Die Vorgehensweise dieser Arbeit lässt sich in zwei Hauptschritte unterteilen. Im ersten Schritt werden die potenziellen Flächen zum Energiepflanzenanbau ermittelt. Angewandt wird die Methodik von [Smeets et al. 2004] (siehe „Globale Ebene“, S. 35), die die Ermittlung der gesamten verfügbaren Ackerflächen im Land unter Erfüllung der Nachhaltigkeitskriterien im Bezug auf Ernährungssicherheit und Naturschutz berücksichtigt. Der Anteil der regionalen Ackerfläche an der gesamten nationalen Ackerfläche dient dann dazu, die für den Energiepflanzenanbau verfügbare regionale Ackerfläche abzuleiten. Im zweiten Schritt wird die Produktionskostenänderung bei der Umsetzung von Maßnahmen zur Erfüllung lockerer und strenger Zielvorgaben sozioökonomischer und (lokaler) Umweltschutzkriterien ermittelt.

Letztere werden aus dem von [Lewandowski und Faaij 2004] vorgeschlagenen Kriteriensatz ausgewählt. Sie beziehen sich auf Themen wie Kinderarbeit, Löhne, lokale Arbeitsplätze, Bildung, Gesundheit, Erosion, Wassernutzung, Nährstoffversickerung, Reduktion der Bodenfruchtbarkeit, Nutzung von Agrochemikalien und Biodiversitätverlust. Die Auswirkungen der Produktionskostenänderung auf das Bioenergiepotenzial werden jedoch nicht weiter untersucht.

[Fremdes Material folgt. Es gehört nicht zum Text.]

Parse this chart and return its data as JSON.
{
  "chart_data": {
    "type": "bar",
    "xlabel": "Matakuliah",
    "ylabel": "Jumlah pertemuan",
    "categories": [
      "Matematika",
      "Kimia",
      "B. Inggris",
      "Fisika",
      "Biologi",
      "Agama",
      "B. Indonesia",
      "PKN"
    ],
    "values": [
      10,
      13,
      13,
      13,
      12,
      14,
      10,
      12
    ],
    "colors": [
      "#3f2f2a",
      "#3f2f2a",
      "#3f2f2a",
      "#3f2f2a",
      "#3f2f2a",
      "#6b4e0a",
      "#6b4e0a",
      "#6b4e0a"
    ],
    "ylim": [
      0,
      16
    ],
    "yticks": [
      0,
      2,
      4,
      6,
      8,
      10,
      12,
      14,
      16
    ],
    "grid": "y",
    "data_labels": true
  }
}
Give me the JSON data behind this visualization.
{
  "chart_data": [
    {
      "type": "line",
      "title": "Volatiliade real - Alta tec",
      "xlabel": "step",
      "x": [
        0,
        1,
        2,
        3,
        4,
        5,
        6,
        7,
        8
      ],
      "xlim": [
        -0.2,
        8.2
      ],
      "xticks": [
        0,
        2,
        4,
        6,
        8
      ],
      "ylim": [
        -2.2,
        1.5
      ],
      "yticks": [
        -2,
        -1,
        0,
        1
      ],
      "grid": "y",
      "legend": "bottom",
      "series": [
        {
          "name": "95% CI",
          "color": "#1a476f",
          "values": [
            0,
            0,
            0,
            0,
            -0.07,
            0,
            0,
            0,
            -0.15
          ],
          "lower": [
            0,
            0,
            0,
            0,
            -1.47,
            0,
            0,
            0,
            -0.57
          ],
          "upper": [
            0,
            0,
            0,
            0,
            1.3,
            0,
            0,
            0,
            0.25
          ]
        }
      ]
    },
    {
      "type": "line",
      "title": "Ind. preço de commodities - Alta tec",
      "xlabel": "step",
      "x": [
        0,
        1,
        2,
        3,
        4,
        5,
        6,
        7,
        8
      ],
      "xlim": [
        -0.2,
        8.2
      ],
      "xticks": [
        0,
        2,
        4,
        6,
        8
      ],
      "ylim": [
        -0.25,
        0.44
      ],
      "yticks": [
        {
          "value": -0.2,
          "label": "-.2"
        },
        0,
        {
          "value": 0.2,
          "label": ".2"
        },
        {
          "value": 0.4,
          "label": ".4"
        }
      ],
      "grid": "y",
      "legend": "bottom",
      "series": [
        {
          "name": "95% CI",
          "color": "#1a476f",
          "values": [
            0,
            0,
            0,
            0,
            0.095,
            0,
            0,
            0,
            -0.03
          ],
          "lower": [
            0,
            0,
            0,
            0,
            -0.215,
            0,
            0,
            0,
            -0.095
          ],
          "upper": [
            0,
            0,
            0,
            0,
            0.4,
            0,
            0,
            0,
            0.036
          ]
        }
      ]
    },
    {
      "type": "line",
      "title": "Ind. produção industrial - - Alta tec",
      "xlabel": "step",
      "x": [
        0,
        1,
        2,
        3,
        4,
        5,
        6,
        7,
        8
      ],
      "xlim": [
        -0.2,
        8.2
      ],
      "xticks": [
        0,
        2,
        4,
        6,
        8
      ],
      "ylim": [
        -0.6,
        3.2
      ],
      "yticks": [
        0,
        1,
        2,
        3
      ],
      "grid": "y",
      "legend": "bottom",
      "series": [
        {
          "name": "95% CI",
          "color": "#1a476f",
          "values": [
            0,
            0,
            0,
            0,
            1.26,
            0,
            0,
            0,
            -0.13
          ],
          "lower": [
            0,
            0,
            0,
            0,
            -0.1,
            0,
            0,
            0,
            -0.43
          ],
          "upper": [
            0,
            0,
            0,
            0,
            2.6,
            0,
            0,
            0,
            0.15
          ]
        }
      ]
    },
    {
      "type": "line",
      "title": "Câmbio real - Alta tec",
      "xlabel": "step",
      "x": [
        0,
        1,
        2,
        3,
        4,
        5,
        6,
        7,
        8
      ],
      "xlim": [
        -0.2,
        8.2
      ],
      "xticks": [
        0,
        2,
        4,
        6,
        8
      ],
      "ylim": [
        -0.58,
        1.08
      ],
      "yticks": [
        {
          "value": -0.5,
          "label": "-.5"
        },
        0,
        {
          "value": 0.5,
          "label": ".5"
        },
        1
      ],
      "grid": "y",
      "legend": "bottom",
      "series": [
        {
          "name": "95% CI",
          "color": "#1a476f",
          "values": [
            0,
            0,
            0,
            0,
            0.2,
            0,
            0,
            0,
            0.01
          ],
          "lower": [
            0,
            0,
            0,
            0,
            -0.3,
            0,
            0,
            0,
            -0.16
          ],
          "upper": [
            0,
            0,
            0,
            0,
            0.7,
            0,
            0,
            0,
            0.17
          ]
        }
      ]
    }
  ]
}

In den in diesem Kapitel betrachteten wissenschaftlichen Arbeiten werden die Einflussfaktoren und ihre Auswirkungen auf die Bioenergiebereitstellung weit reichend untersucht. Systemdynamische Instrumente werden bisher nicht angewandt. Die Systembeziehungen in der Bioenergiebereitstellung werden zwar in spezifischen Fällen untersucht, aufgrund der hohen Komplexität werden sie jedoch als "Wenn-dann-Beziehungen" dargestellt oder bewusst übergangen.